Tredu provides training in home-like conditions – also virtually
A fluffy cat is lying on the couch of a small living room, and there is an old family photo on the wall. In the bedroom someone is lying in bed, and a robot that looks ready to serve stands by the door – just a moment, did you say robot?
The small 'apartment' near Tredu's Santalahdentie campus does not look quite like an ordinary home. The tables and worktops are full of technical devices, and ceiling-mounted rails with a harness hanging off them leads from the bedroom to the bathroom. The cat is also a robot, and the resident lying in the bed is a training manikin.
We are in the training room for Tredu's practical nursing students, and the devices on display represent the latest available technology – and this is not all by far.
Technology helps practical nurses in their work
Lecturer Inga Pöntiö proudly gives us a tour of the room. She explains that this is the only simulation room resembling a home in Finland. For instance, teachers can observe students' home care practice from the adjoining classroom.
– We originally practised working with older people here, but nowadays students are also trained to deal with other types of persons living in supported housing, she says.
The rails and harness in the ceiling are used to practise such tasks as transferring a person with disabilities from the bed into the bathroom.
The students do not need to just practise with manikins. Actual older people visit the facilities to take on the role of elderly persons with a variety of ailments, and apparently they play they parts with gusto.
– But the students tend to be nervous, Pöntiö laughs.
The technology on display is actually used to support older people living at home. They facilitate practical nurses' work, allowing them to spare time for socialising or other activities with the client.
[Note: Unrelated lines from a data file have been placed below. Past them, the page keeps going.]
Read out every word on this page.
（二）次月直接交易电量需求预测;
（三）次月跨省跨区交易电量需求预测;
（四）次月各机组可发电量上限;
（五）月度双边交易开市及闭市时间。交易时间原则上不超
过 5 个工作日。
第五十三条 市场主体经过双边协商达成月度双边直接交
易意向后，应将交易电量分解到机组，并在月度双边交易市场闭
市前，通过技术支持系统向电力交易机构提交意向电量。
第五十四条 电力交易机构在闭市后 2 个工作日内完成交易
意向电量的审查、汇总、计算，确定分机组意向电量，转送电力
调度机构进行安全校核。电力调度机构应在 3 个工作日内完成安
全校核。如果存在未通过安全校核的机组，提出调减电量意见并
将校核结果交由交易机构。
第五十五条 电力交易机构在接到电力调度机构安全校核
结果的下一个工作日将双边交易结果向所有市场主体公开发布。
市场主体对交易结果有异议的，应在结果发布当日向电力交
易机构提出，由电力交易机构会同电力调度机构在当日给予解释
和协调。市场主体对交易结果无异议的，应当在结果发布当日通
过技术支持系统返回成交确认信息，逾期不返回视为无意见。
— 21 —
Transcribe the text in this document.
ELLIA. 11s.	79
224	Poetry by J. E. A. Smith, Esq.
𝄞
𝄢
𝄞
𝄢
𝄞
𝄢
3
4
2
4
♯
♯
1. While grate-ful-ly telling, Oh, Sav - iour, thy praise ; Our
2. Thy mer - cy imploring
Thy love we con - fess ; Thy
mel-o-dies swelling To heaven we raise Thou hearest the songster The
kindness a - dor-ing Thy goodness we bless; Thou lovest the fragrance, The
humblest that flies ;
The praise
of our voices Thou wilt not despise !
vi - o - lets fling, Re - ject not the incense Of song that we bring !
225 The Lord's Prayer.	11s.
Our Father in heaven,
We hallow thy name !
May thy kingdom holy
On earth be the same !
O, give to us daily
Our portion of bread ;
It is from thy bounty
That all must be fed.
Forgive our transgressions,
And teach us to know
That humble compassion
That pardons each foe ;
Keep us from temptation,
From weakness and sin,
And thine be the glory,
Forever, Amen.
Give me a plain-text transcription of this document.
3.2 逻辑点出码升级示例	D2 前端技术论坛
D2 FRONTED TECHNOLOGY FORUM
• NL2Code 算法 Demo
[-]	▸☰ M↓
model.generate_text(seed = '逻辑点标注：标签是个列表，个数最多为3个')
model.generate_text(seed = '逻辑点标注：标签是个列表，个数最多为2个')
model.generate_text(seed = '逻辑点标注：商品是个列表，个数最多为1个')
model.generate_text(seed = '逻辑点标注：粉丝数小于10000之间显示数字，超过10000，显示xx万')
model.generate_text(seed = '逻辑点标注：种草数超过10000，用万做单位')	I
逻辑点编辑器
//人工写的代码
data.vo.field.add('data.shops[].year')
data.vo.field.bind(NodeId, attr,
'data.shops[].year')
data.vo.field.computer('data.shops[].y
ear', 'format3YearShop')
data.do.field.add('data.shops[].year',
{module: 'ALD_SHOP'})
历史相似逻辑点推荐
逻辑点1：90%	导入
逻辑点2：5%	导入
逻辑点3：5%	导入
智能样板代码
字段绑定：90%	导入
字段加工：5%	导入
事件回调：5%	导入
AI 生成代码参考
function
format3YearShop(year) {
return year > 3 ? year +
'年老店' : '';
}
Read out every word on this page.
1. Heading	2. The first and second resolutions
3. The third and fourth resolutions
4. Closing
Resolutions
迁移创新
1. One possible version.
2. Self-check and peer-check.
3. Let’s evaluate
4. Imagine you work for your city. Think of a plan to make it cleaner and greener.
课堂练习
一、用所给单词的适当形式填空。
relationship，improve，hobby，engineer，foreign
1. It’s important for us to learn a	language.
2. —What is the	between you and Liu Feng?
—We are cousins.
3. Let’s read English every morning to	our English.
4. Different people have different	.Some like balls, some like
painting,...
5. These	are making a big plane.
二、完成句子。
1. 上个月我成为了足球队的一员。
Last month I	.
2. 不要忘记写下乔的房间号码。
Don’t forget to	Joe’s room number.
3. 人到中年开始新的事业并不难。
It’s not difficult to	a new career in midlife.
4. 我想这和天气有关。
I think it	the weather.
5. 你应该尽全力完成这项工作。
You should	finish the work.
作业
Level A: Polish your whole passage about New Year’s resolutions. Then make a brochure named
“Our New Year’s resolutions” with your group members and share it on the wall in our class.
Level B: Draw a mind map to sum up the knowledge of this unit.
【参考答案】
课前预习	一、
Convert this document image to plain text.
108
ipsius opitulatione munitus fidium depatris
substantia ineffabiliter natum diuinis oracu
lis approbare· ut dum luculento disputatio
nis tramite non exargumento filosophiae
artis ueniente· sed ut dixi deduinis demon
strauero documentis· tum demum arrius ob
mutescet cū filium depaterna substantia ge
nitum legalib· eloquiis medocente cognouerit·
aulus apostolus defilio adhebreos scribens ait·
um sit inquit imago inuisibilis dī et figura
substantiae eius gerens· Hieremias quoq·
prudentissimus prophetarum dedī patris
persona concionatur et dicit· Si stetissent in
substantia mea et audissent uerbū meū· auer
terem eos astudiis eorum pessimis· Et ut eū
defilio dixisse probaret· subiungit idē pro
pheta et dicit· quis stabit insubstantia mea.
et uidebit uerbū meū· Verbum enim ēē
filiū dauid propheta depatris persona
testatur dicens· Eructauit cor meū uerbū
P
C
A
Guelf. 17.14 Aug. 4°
A medication robot automatically calculates and doses medicines and also works during power outages, whereas a talking freezer tells you which food portion can be found in each compartment, and the oven lets you know that the food needs to be heated up and cooks it just right. Using a blood pressure monitor connected to a tablet, a nurse on the screen can guide the client in using the monitor, and the reading is sent directly to the nursing staff.
– We also use sensors to monitor the client's activity, such as getting out of bed, having meals and so on. This allows us to keep an eye on the client’s condition.
Virtual reality headsets for 3D model training
However, the culmination and greatest educational insight of the training room lies elsewhere. Santtu the robot, who introduces itself as an assistant teacher, and the meowing and purring robot cat are just a first taste.
Tredu's software design students have turned the entire space into a 3D model, and students can wear virtual reality (VR) headsets to practise working in this virtual space. Before this, technical drawing students had measured the training room to the nearest millimetre for modelling purposes.
– The VR headsets help to create highly realistic situations. Wearing the headset, the student can even prepare food virtually in the client’s kitchen and see the smoke when frying something, Pöntiö smiles.
Cooperation between students in different fields naturally benefits everyone. Social and health care students gained a unique learning environment, while ICT students got a sense of how an order placed by a client should be carried out. Pöntiö hopes that this cooperation will expand further.
– We have a shared booking system of Tredu campuses for reserving well-being technology teaching equipment. My dream is that in the future, logistics students could transport the devices between campuses.
The Smart Home technology has mainly been donated by companies for testing and trialling, and it has remained in use. Costs are incurred from the license fees of certain devices, SIM card fees, and upgrades. The Smart Home concept and development of the virtual learning environment were supported with ICT funding from the City of Tampere.
– Smart technology is one of Tredu’s focus areas, and developing it is also one of the City's strategic priorities, Pöntiö points out.
It all started from a smart dollhouse
The learning space also serves as a showroom which professionals of different fields visit to familiarise themselves with the devices and activities. For example, informal carers can get to know technologies that they could use to help the person they care for. Tredu is happy to share the information and experiences gained for the use of others, too.
Pöntiö goes on to introduce us to an invention that was there before the virtual space and is still in use today: a smart dollhouse. It is a real dollhouse that allows students to think about what kind of assistive devices they would place in which room in the client’s home.
– Students are always surprised at first and ask if they, adults, have to play with a dollhouse. After a few moments, they are already excitedly planning which technologies to support living at home could be placed in which room. Students like action-based learning, and they also constantly come up with good ideas, Pöntiö praises.